近年、特に高級感や洗練された雰囲気を重視する高齢者施設の中には「汚物処理室」の表記によって館内の全体イメージを損ねないよう、扉には施錠の上で無表記としたり、「ユーティリティールーム」など別の表記を採用しているところも増えてきた。
にんち【ニンチ】
近年、介護現場などで耳にすることが増えた認知症の「略語」。2004年、侮蔑的な意味のあった「呆け、痴呆症」を認知症と改めることとなったが、この「ニンチ」も「あの人最近ニンチが入っている」「ニンチ進んだね」という風に蔑称的なニュアンスで使われることが多いとされ、各所で問題提起がなされている。本ブログでは使用を控えたいコトバとしてあえて取り上げることとした。
そうてい‐きょじゅう‐きかん【想定居住期間】
一般的には、「入居者の概ね50%がその住まいに入居し続けることが予想される期間」として説明がなされているが、入居時に前払金を要するホームにおいては「償却期間」に相当。入居時に支払った前払金は、この想定居住期間内の退去であれば、ホームの定めた計算式により返還金が発生することとなる。

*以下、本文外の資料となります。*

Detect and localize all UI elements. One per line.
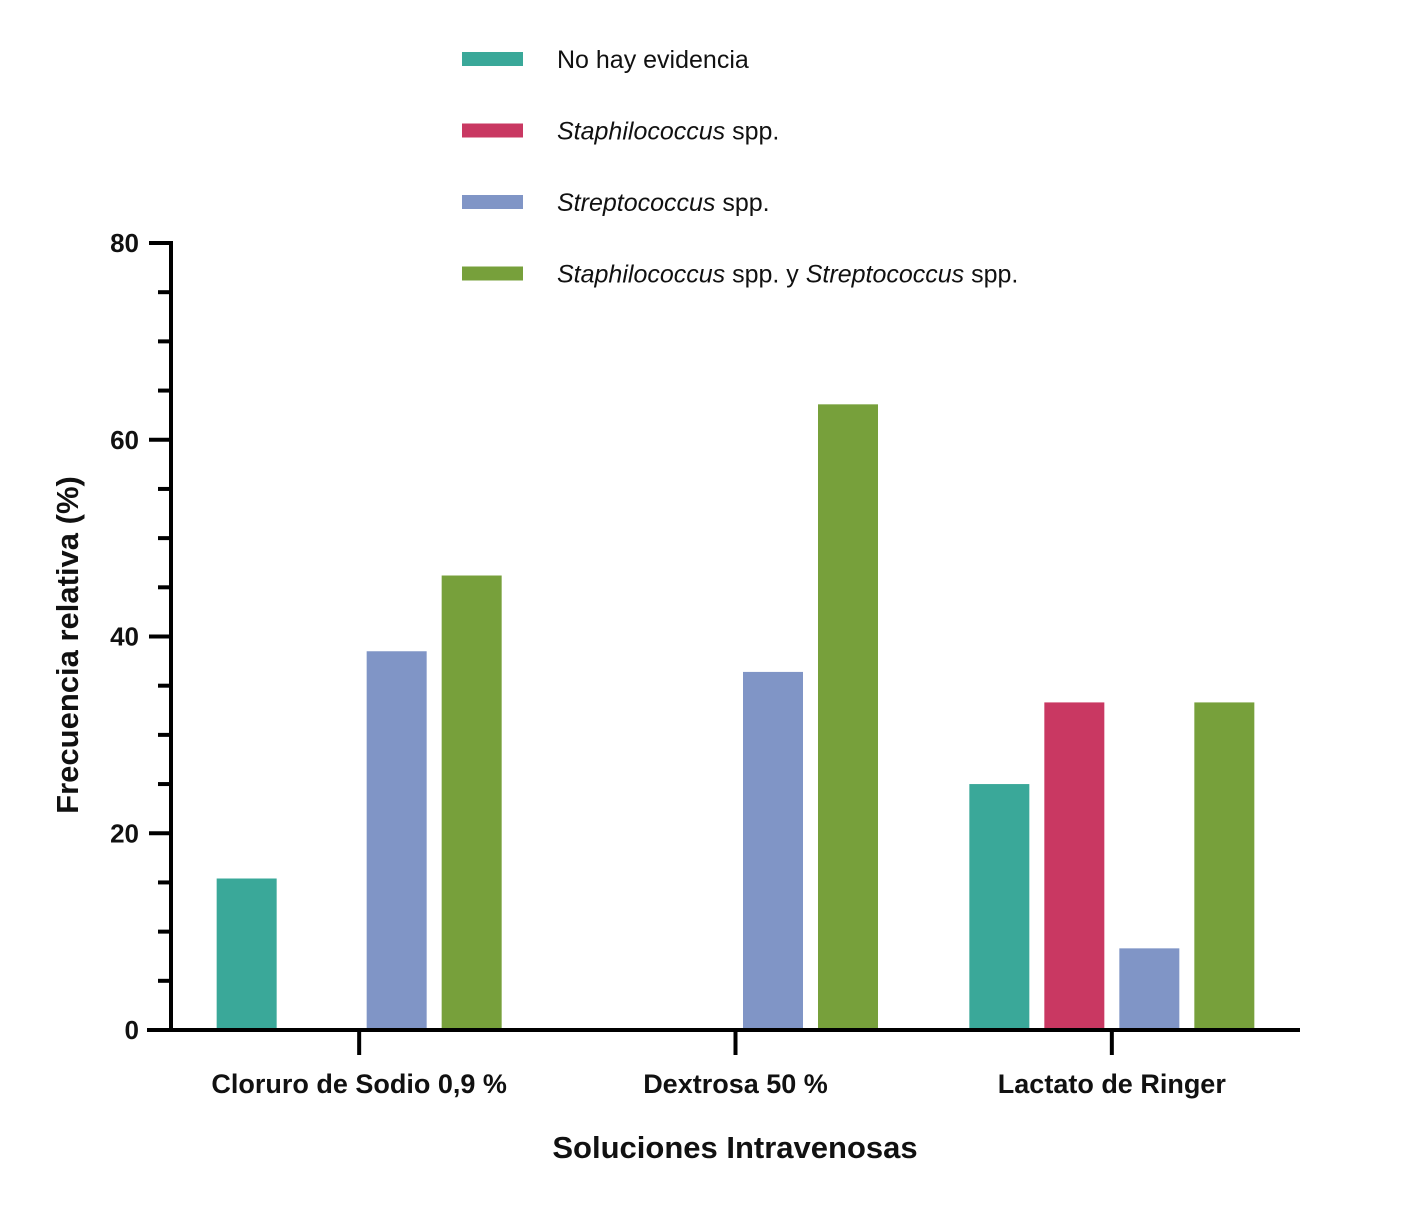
y-tick-label: 0: [125, 1015, 139, 1045]
y-axis: 0 20 40 60 80: [110, 228, 173, 1045]
legend-item: Streptococcus spp.: [462, 189, 770, 217]
legend-item: No hay evidencia: [462, 46, 749, 74]
x-axis-title: Soluciones Intravenosas: [552, 1130, 917, 1165]
y-axis-title: Frecuencia relativa (%): [50, 476, 85, 814]
y-tick-label: 20: [110, 818, 139, 848]
legend-item: Staphilococcus spp.: [462, 118, 779, 146]
legend: No hay evidencia Staphilococcus spp. Strep…: [462, 46, 1018, 289]
bar: [969, 784, 1030, 1030]
bar: [366, 651, 427, 1030]
x-tick-label: Lactato de Ringer: [998, 1069, 1227, 1099]
bar: [1044, 702, 1105, 1030]
bar: [441, 575, 502, 1030]
legend-label: Streptococcus spp.: [557, 189, 770, 217]
y-tick-label: 40: [110, 622, 139, 652]
legend-swatch: [462, 52, 523, 66]
y-tick-label: 80: [110, 228, 139, 258]
bar: [818, 404, 878, 1031]
y-tick-label: 60: [110, 425, 139, 455]
bar: [216, 878, 277, 1030]
x-tick-label: Dextrosa 50 %: [643, 1069, 828, 1099]
x-tick-label: Cloruro de Sodio 0,9 %: [211, 1069, 507, 1099]
bar: [1119, 948, 1180, 1030]
legend-swatch: [462, 195, 523, 209]
bar: [743, 671, 803, 1030]
legend-item: Staphilococcus spp. y Streptococcus spp.: [462, 261, 1018, 289]
x-axis: Cloruro de Sodio 0,9 % Dextrosa 50 % Lacta…: [147, 1028, 1300, 1099]
legend-label: Staphilococcus spp. y Streptococcus spp.: [557, 261, 1018, 289]
legend-label: Staphilococcus spp.: [557, 118, 779, 146]
legend-swatch: [462, 123, 523, 138]
legend-label: No hay evidencia: [557, 46, 749, 74]
legend-swatch: [462, 266, 523, 281]
bars: [216, 404, 1255, 1031]
bar: [1194, 702, 1255, 1030]
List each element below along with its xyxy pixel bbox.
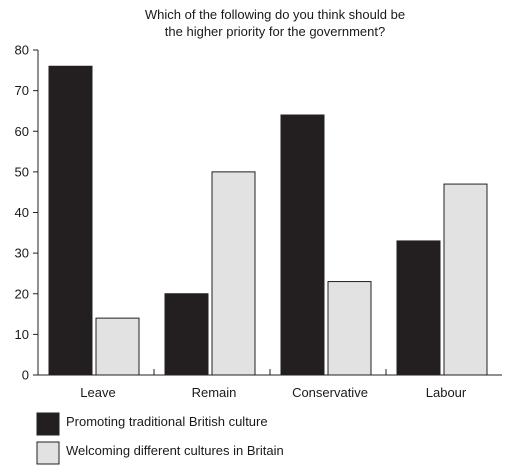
legend-swatch-series-1 [36,412,60,436]
x-tick-label-labour: Labour [426,385,467,400]
bars [48,65,488,376]
y-tick-label: 30 [15,246,29,261]
bar-remain-series-1 [164,293,209,376]
y-tick-label: 20 [15,286,29,301]
x-tick-label-remain: Remain [192,385,237,400]
x-tick-label-leave: Leave [80,385,115,400]
y-tick-label: 0 [22,368,29,383]
axes: 0 10 20 30 40 50 60 70 80 Leave Remain Conservative… [15,43,502,400]
chart-title-line-2: the higher priority for the government? [165,24,385,39]
y-tick-label: 50 [15,164,29,179]
y-tick-label: 80 [15,43,29,58]
legend-label-series-1: Promoting traditional British culture [66,414,268,429]
legend: Promoting traditional British culture Wel… [36,412,284,465]
y-tick-label: 40 [15,205,29,220]
bar-labour-series-1 [396,240,441,376]
bar-labour-series-2 [443,183,488,376]
bar-conservative-series-2 [327,281,372,376]
chart-title: Which of the following do you think shou… [145,7,405,39]
y-tick-label: 10 [15,327,29,342]
bar-leave-series-2 [95,317,140,376]
y-tick-label: 70 [15,83,29,98]
legend-label-series-2: Welcoming different cultures in Britain [66,443,284,458]
bar-conservative-series-1 [280,114,325,376]
y-tick-label: 60 [15,124,29,139]
bar-remain-series-2 [211,171,256,376]
x-tick-label-conservative: Conservative [292,385,368,400]
chart-title-line-1: Which of the following do you think shou… [145,7,405,22]
bar-leave-series-1 [48,65,93,376]
legend-swatch-series-2 [36,441,60,465]
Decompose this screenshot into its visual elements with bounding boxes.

なおホームによっては入居時の年齢ごとに想定居住期間(=前払金の償却期間)を変えているところもあり、高齢になるほど短く設定されているが、例えば「入居時満年齢90歳以上(想定居住期間4年)」という表記を見た90代の入居検討者が、「あなたの寿命はだいたい4年くらいです」と言われているような不愉快な気持ちにならないものかと懸念する声も一部で見られる。